After graduation from podiatric medical school, the foot and ankle surgeon enters a postgraduate residency in podiatric medicine and surgery approved by the Council on Podiatric Medical Education. These residencies are similar to, and are often integrated with, residencies for MDs and DOs, and provide training in general medicine, general surgery and surgical specialties. The critical difference is the higher volume of cases and time focused on the foot and ankle in residency programs for podiatric surgeons. Currently, the majority of podiatric residency programs are three years in length.

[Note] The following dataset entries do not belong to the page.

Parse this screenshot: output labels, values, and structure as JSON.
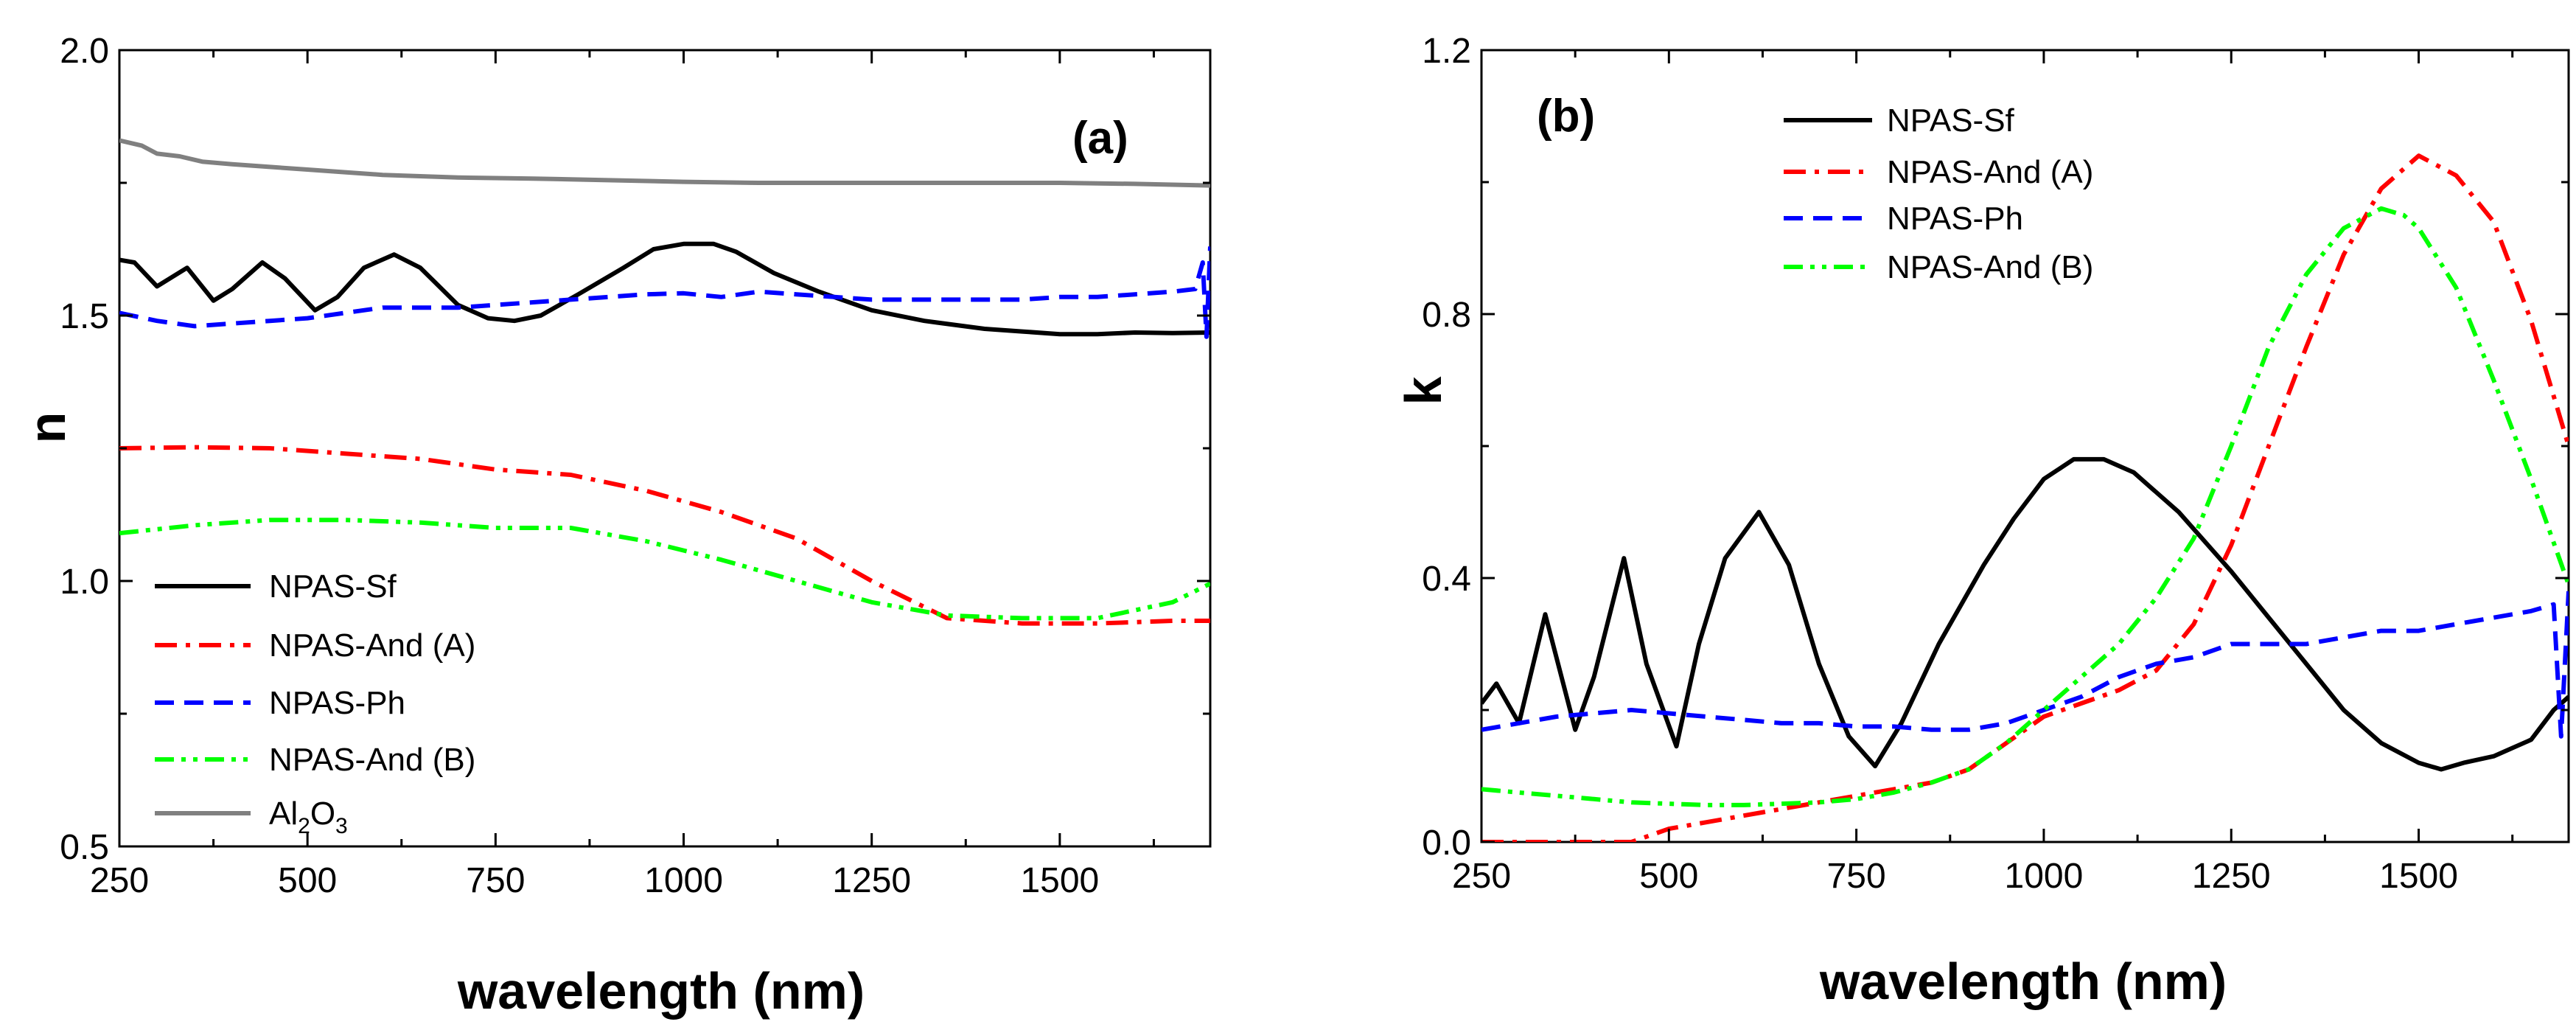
{
  "chart_data": [
    {
      "type": "line",
      "panel_label": "(a)",
      "xlabel": "wavelength (nm)",
      "ylabel": "n",
      "xlim": [
        250,
        1700
      ],
      "ylim": [
        0.5,
        2.0
      ],
      "xticks": [
        250,
        500,
        750,
        1000,
        1250,
        1500
      ],
      "xtick_labels": [
        "250",
        "500",
        "750",
        "1000",
        "1250",
        "1500"
      ],
      "yticks": [
        0.5,
        1.0,
        1.5,
        2.0
      ],
      "ytick_labels": [
        "0.5",
        "1.0",
        "1.5",
        "2.0"
      ],
      "legend_position": "bottom-left",
      "legend": [
        "NPAS-Sf",
        "NPAS-And (A)",
        "NPAS-Ph",
        "NPAS-And (B)",
        "Al2O3"
      ],
      "series": [
        {
          "name": "NPAS-Sf",
          "color": "#000000",
          "dash": "solid",
          "x": [
            250,
            270,
            300,
            340,
            375,
            400,
            440,
            470,
            510,
            540,
            575,
            615,
            650,
            700,
            740,
            775,
            810,
            860,
            920,
            960,
            1000,
            1040,
            1070,
            1120,
            1180,
            1250,
            1320,
            1400,
            1450,
            1500,
            1550,
            1600,
            1650,
            1700
          ],
          "y": [
            1.605,
            1.6,
            1.555,
            1.59,
            1.528,
            1.55,
            1.6,
            1.57,
            1.51,
            1.535,
            1.59,
            1.615,
            1.59,
            1.52,
            1.495,
            1.49,
            1.5,
            1.54,
            1.59,
            1.625,
            1.635,
            1.635,
            1.62,
            1.58,
            1.545,
            1.51,
            1.49,
            1.475,
            1.47,
            1.465,
            1.465,
            1.468,
            1.467,
            1.468
          ]
        },
        {
          "name": "NPAS-And (A)",
          "color": "#ff0000",
          "dash": "dashdot",
          "x": [
            250,
            350,
            450,
            550,
            650,
            750,
            850,
            950,
            1050,
            1150,
            1250,
            1350,
            1450,
            1550,
            1650,
            1700
          ],
          "y": [
            1.25,
            1.252,
            1.25,
            1.24,
            1.23,
            1.21,
            1.2,
            1.17,
            1.13,
            1.08,
            1.0,
            0.93,
            0.92,
            0.92,
            0.925,
            0.925
          ]
        },
        {
          "name": "NPAS-Ph",
          "color": "#0000ff",
          "dash": "dashed",
          "x": [
            250,
            300,
            350,
            400,
            450,
            500,
            550,
            600,
            650,
            700,
            750,
            800,
            850,
            900,
            950,
            1000,
            1050,
            1100,
            1150,
            1200,
            1250,
            1300,
            1350,
            1400,
            1450,
            1500,
            1550,
            1600,
            1650,
            1680,
            1690,
            1695,
            1700
          ],
          "y": [
            1.505,
            1.49,
            1.48,
            1.485,
            1.49,
            1.495,
            1.505,
            1.515,
            1.515,
            1.515,
            1.52,
            1.525,
            1.53,
            1.535,
            1.54,
            1.542,
            1.535,
            1.545,
            1.54,
            1.535,
            1.53,
            1.53,
            1.53,
            1.53,
            1.53,
            1.535,
            1.535,
            1.54,
            1.545,
            1.55,
            1.6,
            1.46,
            1.63
          ]
        },
        {
          "name": "NPAS-And (B)",
          "color": "#00ff00",
          "dash": "dashdotdot",
          "x": [
            250,
            350,
            450,
            550,
            650,
            750,
            850,
            950,
            1050,
            1150,
            1250,
            1350,
            1450,
            1550,
            1650,
            1700
          ],
          "y": [
            1.09,
            1.105,
            1.115,
            1.115,
            1.11,
            1.1,
            1.1,
            1.075,
            1.04,
            1.0,
            0.96,
            0.935,
            0.93,
            0.93,
            0.96,
            0.995
          ]
        },
        {
          "name": "Al2O3",
          "color": "#808080",
          "dash": "solid",
          "x": [
            250,
            280,
            300,
            330,
            360,
            400,
            450,
            500,
            550,
            600,
            700,
            800,
            900,
            1000,
            1100,
            1200,
            1300,
            1400,
            1500,
            1600,
            1700
          ],
          "y": [
            1.83,
            1.82,
            1.805,
            1.8,
            1.79,
            1.785,
            1.78,
            1.775,
            1.77,
            1.765,
            1.76,
            1.758,
            1.755,
            1.752,
            1.75,
            1.75,
            1.75,
            1.75,
            1.75,
            1.748,
            1.745
          ]
        }
      ]
    },
    {
      "type": "line",
      "panel_label": "(b)",
      "xlabel": "wavelength (nm)",
      "ylabel": "k",
      "xlim": [
        250,
        1700
      ],
      "ylim": [
        0.0,
        1.2
      ],
      "xticks": [
        250,
        500,
        750,
        1000,
        1250,
        1500
      ],
      "xtick_labels": [
        "250",
        "500",
        "750",
        "1000",
        "1250",
        "1500"
      ],
      "yticks": [
        0.0,
        0.4,
        0.8,
        1.2
      ],
      "ytick_labels": [
        "0.0",
        "0.4",
        "0.8",
        "1.2"
      ],
      "legend_position": "top-center",
      "legend": [
        "NPAS-Sf",
        "NPAS-And (A)",
        "NPAS-Ph",
        "NPAS-And (B)"
      ],
      "series": [
        {
          "name": "NPAS-Sf",
          "color": "#000000",
          "dash": "solid",
          "x": [
            250,
            270,
            300,
            335,
            375,
            400,
            440,
            470,
            510,
            540,
            575,
            620,
            660,
            700,
            740,
            775,
            810,
            860,
            920,
            960,
            1000,
            1040,
            1080,
            1120,
            1180,
            1250,
            1300,
            1350,
            1400,
            1450,
            1500,
            1530,
            1560,
            1600,
            1650,
            1680,
            1700
          ],
          "y": [
            0.21,
            0.24,
            0.18,
            0.345,
            0.17,
            0.25,
            0.43,
            0.27,
            0.145,
            0.3,
            0.43,
            0.5,
            0.42,
            0.27,
            0.16,
            0.115,
            0.18,
            0.3,
            0.42,
            0.49,
            0.55,
            0.58,
            0.58,
            0.56,
            0.5,
            0.41,
            0.34,
            0.27,
            0.2,
            0.15,
            0.12,
            0.11,
            0.12,
            0.13,
            0.155,
            0.2,
            0.22
          ]
        },
        {
          "name": "NPAS-And (A)",
          "color": "#ff0000",
          "dash": "dashdot",
          "x": [
            250,
            300,
            350,
            400,
            450,
            500,
            550,
            600,
            650,
            700,
            750,
            800,
            850,
            900,
            950,
            1000,
            1050,
            1100,
            1150,
            1200,
            1250,
            1300,
            1350,
            1400,
            1450,
            1500,
            1550,
            1600,
            1650,
            1700
          ],
          "y": [
            0.0,
            0.0,
            0.0,
            0.0,
            0.0,
            0.02,
            0.03,
            0.04,
            0.05,
            0.06,
            0.07,
            0.08,
            0.09,
            0.11,
            0.15,
            0.19,
            0.21,
            0.23,
            0.26,
            0.33,
            0.45,
            0.6,
            0.75,
            0.89,
            0.99,
            1.04,
            1.01,
            0.94,
            0.79,
            0.6
          ]
        },
        {
          "name": "NPAS-Ph",
          "color": "#0000ff",
          "dash": "dashed",
          "x": [
            250,
            300,
            350,
            400,
            450,
            500,
            550,
            600,
            650,
            700,
            750,
            800,
            850,
            900,
            950,
            1000,
            1050,
            1100,
            1150,
            1200,
            1250,
            1300,
            1350,
            1400,
            1450,
            1500,
            1550,
            1600,
            1650,
            1680,
            1690,
            1700
          ],
          "y": [
            0.17,
            0.18,
            0.19,
            0.195,
            0.2,
            0.195,
            0.19,
            0.185,
            0.18,
            0.18,
            0.175,
            0.175,
            0.17,
            0.17,
            0.18,
            0.2,
            0.22,
            0.25,
            0.27,
            0.28,
            0.3,
            0.3,
            0.3,
            0.31,
            0.32,
            0.32,
            0.33,
            0.34,
            0.35,
            0.36,
            0.16,
            0.38
          ]
        },
        {
          "name": "NPAS-And (B)",
          "color": "#00ff00",
          "dash": "dashdotdot",
          "x": [
            250,
            300,
            350,
            400,
            450,
            500,
            550,
            600,
            650,
            700,
            750,
            800,
            850,
            900,
            950,
            1000,
            1050,
            1100,
            1150,
            1200,
            1250,
            1300,
            1350,
            1400,
            1450,
            1480,
            1500,
            1550,
            1600,
            1650,
            1700
          ],
          "y": [
            0.08,
            0.075,
            0.07,
            0.065,
            0.06,
            0.058,
            0.056,
            0.056,
            0.058,
            0.06,
            0.065,
            0.075,
            0.09,
            0.11,
            0.15,
            0.2,
            0.25,
            0.3,
            0.37,
            0.46,
            0.6,
            0.75,
            0.86,
            0.93,
            0.96,
            0.95,
            0.93,
            0.84,
            0.7,
            0.55,
            0.39
          ]
        }
      ]
    }
  ]
}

After completing their residencies, foot and ankle surgeons may receive additional training in specific areas of foot and ankle surgery through fellowships.
The podiatric physician cares for people of all ages. Common disorders of feet include bunions, heel pain/spurs, hammertoes, neuromas, ingrown toenails, warts, corns, calluses, sprains, fractures, infections, and injuries. If your podiatric surgeon is certified by the American Board of Foot and Ankle Surgery, he or she has successfully completed a credentialing and examination process and has demonstrated knowledge of podiatric surgery. This includes the diagnosis of general medical problems and surgical management of foot diseases, deformities, and trauma of the foot, ankle and related structures.